Dazu kommen nicht-öffentliche Absprachen über Postenvergaben zwischen ÖVP und FPÖ, aber auch zwischen ÖVP und Grünen am Rande der Koalitionsverträge, die unter anderem den ORF betreffen.

Österreich hat ein Korruptionsproblem

Dass Österreich ein Korruptionsproblem hat, bestätigt nicht nur die Präsidentin des Rechnungshofes Margit Kraker. Die Festnahme der Ex-Ministerin Sophie Karmasin zeigt das auch. Erstaunlich ist, dass das Anti-Korruptionsvolksbegehren mit 307.629 Unterschriften nur so wenig Unterstützung bei den Österreichern fand. Ein gleichzeitig im Umlauf befindliches Volksbegehren gegen Lebend-Tiertransporte erhielt dagegen 426.938 Unterschriften.

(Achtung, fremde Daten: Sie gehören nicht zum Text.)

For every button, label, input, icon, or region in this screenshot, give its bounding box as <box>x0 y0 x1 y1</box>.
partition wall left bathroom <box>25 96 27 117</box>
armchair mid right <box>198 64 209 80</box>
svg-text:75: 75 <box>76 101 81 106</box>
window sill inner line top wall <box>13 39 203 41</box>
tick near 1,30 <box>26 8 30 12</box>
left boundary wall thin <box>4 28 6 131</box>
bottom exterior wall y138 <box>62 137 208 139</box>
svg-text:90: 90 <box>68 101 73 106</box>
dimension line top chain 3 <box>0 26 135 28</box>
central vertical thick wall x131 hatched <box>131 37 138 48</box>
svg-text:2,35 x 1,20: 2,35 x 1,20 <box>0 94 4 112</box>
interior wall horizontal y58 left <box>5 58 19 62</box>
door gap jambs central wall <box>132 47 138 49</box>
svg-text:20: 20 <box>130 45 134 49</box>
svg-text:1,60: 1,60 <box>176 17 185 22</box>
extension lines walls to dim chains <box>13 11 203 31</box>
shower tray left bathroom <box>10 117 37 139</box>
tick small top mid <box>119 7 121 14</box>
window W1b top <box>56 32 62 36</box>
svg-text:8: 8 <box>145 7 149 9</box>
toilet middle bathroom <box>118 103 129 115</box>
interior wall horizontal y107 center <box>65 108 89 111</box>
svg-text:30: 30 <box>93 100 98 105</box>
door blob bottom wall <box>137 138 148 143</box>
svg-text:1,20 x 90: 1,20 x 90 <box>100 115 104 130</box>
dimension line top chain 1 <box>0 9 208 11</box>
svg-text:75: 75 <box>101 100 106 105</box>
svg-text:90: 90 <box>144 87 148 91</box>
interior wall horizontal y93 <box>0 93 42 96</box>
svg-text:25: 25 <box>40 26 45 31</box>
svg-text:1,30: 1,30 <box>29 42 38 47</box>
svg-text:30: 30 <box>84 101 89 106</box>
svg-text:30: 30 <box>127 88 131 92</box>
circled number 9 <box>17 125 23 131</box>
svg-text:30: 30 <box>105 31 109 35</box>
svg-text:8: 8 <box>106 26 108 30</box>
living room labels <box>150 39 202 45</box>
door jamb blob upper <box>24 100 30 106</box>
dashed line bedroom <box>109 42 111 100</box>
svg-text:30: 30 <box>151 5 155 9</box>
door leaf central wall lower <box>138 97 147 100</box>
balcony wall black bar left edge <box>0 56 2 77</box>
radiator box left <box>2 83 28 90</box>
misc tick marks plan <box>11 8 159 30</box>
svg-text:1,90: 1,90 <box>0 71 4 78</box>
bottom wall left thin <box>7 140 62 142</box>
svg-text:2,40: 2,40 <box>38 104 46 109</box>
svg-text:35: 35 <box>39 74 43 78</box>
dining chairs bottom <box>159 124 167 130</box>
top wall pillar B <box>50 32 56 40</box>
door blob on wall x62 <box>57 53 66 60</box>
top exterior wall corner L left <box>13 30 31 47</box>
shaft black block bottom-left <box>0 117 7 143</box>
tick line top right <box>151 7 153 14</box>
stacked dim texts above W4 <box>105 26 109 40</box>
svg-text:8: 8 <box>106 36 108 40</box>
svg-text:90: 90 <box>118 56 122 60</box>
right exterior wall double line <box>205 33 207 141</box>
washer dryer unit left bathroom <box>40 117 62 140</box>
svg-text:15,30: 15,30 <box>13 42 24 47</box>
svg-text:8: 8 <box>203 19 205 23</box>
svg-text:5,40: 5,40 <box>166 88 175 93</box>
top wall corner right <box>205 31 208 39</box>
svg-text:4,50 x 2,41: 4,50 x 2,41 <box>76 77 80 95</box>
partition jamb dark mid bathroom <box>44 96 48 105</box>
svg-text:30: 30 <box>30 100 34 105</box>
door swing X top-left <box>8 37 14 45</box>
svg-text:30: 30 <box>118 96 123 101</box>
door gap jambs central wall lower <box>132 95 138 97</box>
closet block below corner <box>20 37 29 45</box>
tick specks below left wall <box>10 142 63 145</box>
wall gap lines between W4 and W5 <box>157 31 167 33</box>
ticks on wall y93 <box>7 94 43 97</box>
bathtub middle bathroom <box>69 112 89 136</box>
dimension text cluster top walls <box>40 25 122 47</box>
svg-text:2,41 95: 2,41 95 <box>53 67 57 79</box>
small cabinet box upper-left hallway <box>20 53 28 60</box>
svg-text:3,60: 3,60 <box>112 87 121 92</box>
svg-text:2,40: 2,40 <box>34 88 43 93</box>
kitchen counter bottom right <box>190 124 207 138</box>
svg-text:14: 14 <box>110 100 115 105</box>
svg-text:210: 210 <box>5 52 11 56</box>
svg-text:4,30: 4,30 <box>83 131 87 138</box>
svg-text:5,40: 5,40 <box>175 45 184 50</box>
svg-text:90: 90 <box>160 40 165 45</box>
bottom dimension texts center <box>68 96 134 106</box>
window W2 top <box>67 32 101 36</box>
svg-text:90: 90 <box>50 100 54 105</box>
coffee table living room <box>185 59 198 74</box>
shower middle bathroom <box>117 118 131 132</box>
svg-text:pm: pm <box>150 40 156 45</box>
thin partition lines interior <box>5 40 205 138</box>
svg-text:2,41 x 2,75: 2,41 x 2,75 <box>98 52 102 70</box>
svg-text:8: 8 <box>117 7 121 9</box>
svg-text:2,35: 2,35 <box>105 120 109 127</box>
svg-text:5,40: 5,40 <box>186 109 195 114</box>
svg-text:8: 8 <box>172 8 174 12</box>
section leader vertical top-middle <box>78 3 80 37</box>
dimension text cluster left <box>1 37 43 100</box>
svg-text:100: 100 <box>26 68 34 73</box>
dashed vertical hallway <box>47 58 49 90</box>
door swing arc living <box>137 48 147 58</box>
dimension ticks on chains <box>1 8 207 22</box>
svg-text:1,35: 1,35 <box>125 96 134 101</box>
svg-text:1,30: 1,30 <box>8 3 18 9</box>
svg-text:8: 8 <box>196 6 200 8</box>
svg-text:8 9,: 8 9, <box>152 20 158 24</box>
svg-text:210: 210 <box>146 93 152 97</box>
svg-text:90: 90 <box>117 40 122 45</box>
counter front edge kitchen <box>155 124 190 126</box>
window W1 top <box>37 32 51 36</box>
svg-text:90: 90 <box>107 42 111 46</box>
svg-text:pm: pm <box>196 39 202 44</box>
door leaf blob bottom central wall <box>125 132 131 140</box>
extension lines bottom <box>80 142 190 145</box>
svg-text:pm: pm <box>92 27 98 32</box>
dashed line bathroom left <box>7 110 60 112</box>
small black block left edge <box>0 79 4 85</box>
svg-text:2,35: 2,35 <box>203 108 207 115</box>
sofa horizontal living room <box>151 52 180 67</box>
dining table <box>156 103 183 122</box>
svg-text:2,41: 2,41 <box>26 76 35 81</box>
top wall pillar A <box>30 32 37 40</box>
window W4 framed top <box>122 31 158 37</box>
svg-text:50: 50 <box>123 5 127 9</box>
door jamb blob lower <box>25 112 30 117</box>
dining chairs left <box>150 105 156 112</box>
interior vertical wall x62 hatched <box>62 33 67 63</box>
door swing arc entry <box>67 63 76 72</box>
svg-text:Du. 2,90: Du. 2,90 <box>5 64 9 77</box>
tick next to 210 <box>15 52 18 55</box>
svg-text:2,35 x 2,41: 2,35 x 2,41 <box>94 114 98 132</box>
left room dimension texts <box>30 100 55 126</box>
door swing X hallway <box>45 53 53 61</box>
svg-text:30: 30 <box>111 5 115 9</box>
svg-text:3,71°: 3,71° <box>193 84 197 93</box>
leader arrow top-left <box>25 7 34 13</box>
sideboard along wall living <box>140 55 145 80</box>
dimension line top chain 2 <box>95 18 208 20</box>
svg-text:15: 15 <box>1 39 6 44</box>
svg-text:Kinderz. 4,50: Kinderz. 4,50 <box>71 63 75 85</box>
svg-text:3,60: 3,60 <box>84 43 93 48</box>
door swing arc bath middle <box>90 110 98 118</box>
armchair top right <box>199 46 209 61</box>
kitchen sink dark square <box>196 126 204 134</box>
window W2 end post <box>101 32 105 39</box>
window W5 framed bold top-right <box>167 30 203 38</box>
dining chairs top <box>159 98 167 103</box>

Hier zeigt sich, dass das System von Günstlingswirtschaft die Gesellschaft so durchdringt, dass viele von deren Vorteilen überzeugt sind. Politische Moral ist zweitrangig. Dazu passt, dass Bundeskanzler Nehammer, ÖVP, immer noch hinter seinem Vorarlberger Parteifreund Wallner steht.